I was also told my hair would gain some thickness to it, which I was REALLY looking forward to. I was one of those kids that had a combover until elementary school because my hair is just so fine and sparse. So when I heard that pregnancy would help my hair thicken up, I was at least looking forward to the bald spot where I part my hair to disappear. Psh, I am still shedding like Christine Taylor in "The Craft" every time I get in the shower...

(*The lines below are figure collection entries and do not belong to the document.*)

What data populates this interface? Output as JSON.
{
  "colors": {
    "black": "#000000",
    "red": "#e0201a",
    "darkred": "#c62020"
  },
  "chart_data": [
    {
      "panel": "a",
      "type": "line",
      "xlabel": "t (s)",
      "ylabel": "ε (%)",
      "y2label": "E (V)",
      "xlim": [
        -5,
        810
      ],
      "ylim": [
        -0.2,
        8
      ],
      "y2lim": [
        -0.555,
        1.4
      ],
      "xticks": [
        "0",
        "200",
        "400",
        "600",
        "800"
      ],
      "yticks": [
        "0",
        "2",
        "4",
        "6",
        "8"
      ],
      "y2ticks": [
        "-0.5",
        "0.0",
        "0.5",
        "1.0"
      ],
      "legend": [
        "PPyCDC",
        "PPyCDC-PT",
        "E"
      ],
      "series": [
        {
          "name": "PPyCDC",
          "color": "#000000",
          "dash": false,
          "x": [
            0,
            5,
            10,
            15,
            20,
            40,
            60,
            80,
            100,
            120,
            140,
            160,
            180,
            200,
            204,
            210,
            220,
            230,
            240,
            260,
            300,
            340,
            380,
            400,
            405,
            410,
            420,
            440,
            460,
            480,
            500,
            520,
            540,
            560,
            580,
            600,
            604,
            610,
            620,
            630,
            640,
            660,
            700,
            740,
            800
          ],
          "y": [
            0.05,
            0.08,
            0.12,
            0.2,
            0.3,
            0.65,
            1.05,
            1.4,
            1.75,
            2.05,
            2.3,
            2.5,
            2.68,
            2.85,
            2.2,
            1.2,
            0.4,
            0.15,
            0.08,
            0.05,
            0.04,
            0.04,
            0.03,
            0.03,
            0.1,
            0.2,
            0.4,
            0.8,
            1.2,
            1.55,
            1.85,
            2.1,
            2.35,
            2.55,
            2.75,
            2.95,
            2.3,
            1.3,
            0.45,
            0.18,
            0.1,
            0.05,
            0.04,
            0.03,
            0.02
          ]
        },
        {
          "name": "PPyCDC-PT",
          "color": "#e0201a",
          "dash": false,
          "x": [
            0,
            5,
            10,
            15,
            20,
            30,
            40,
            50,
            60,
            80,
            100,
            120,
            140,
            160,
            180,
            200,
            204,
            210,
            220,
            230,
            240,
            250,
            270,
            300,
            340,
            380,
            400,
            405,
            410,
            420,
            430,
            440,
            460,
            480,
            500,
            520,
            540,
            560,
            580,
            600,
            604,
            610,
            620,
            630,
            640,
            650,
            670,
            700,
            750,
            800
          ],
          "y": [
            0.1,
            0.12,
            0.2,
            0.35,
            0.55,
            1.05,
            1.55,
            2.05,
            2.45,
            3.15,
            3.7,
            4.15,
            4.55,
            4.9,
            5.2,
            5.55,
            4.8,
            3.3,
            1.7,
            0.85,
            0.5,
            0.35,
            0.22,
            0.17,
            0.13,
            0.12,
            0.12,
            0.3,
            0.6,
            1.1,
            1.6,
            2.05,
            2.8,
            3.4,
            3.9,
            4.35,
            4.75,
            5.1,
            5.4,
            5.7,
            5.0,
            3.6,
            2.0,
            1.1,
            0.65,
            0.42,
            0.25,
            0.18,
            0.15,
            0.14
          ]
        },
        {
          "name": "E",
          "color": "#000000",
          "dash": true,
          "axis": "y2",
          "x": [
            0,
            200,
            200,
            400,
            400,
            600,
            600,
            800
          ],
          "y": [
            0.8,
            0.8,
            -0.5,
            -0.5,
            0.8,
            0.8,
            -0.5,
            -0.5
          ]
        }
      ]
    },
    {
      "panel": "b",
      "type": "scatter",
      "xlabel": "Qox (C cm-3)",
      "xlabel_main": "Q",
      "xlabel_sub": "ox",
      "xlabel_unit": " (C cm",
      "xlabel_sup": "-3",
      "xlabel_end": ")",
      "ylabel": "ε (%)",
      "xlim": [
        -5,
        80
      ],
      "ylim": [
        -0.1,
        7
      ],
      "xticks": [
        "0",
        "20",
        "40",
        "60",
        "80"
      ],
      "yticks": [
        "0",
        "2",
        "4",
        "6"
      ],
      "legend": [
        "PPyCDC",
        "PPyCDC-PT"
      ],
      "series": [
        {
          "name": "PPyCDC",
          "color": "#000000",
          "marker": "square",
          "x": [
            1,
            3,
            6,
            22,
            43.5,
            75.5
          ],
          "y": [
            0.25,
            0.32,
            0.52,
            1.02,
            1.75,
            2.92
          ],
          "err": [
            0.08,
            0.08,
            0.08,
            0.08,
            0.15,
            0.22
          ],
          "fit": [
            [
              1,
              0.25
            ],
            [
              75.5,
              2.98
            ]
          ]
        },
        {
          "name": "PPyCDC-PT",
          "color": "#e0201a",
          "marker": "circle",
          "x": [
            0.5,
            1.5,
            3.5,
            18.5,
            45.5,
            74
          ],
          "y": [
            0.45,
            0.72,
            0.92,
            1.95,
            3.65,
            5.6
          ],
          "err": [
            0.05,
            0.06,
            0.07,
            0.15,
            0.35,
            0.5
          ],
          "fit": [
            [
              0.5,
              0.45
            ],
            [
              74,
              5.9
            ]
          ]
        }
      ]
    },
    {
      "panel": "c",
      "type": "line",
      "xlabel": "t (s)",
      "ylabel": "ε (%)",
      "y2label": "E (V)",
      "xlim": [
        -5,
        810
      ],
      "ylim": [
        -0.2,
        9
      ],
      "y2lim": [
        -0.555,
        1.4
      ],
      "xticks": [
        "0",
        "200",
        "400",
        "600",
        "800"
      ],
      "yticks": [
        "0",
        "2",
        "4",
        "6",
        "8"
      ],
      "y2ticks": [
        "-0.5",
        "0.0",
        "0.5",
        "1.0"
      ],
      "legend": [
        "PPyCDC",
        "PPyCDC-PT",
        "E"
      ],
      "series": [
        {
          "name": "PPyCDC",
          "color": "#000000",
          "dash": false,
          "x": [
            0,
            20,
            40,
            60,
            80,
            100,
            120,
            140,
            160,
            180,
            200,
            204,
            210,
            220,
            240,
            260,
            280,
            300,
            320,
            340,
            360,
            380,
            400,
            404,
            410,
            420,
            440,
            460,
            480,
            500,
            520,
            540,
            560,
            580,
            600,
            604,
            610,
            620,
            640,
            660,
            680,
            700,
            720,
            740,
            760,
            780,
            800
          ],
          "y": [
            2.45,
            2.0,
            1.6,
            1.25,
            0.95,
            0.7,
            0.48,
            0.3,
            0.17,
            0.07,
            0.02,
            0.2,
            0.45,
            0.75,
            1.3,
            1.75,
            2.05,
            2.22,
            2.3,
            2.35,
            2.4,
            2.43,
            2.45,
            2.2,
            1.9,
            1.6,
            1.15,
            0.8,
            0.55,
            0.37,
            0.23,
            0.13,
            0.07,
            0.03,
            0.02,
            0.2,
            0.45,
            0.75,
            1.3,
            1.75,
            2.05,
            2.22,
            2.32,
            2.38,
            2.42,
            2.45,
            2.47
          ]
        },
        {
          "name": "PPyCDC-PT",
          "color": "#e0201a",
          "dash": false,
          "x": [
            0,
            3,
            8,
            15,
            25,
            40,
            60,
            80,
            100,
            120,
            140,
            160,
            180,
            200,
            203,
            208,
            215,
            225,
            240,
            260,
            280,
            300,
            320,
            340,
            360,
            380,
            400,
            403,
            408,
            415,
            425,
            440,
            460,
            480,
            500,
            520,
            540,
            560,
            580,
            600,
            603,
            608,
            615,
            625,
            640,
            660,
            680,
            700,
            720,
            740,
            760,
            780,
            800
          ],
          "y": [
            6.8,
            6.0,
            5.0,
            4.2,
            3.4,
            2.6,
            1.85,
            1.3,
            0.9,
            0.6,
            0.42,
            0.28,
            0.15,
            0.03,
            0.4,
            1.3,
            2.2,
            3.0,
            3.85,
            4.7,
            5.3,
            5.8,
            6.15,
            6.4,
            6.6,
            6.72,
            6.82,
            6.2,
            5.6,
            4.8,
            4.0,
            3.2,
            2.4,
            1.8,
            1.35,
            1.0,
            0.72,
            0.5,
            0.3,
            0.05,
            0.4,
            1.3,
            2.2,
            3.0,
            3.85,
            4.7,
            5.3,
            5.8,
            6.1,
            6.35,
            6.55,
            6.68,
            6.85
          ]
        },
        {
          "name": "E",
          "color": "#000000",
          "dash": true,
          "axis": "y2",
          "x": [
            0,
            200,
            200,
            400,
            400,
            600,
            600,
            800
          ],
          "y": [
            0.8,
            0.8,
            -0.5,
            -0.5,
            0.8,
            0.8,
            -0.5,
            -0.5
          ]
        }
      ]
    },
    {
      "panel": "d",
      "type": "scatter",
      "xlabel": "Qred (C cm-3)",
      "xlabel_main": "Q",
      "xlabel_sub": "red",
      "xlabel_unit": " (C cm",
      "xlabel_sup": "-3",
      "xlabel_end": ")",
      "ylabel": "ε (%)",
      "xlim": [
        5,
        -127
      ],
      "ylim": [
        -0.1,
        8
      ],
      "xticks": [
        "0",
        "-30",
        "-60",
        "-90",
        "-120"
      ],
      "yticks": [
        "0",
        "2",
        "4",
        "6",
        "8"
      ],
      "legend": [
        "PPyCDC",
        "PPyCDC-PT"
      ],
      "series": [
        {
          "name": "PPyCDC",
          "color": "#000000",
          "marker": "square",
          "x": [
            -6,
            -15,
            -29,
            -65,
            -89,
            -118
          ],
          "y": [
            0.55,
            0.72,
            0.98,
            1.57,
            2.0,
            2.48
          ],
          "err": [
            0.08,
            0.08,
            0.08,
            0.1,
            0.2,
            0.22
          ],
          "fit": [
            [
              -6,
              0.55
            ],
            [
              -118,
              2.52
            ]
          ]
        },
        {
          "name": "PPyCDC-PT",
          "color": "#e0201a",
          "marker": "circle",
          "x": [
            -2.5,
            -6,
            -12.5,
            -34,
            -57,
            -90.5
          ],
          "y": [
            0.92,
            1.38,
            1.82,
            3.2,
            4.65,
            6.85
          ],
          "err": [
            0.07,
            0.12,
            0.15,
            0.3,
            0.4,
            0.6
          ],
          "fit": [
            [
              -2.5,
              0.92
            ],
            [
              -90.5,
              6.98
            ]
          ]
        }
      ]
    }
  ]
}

"It just keeps falling out!"...
And so while the hair on my head continues to disappoint, all the other hair on my body is growing like there's no tomorrow. I think I am developing what we called in high school a "treasure trail." My husband has corrected me that no, in fact, it's called the "path to paradise." He also claims that he "started" the thumb ring trend in high school. I don't even know where to begin on arguing against that statement.
Oh, and this is what a toddler with a combover looks like...
Ironically, I have thrown up more in the second trimester than I did in the first. I've felt like 100 times better, but I've finally experienced true morning sickness where you get sick like clockwork every day when you wake up. It's not so bad, but all of our bathrooms now permanently have some sort of bedding on the floor. This part, the being sick part, is whatever. I'm dealing and it's fine.
I have had one MAJOR breakthrough in the second trimester. I CAN POOP AGAIN! I would like to mention how much people offer advice/help when you tell the entire world via your blog that you're constipated. To all of you that came forward with suggestions, I love you.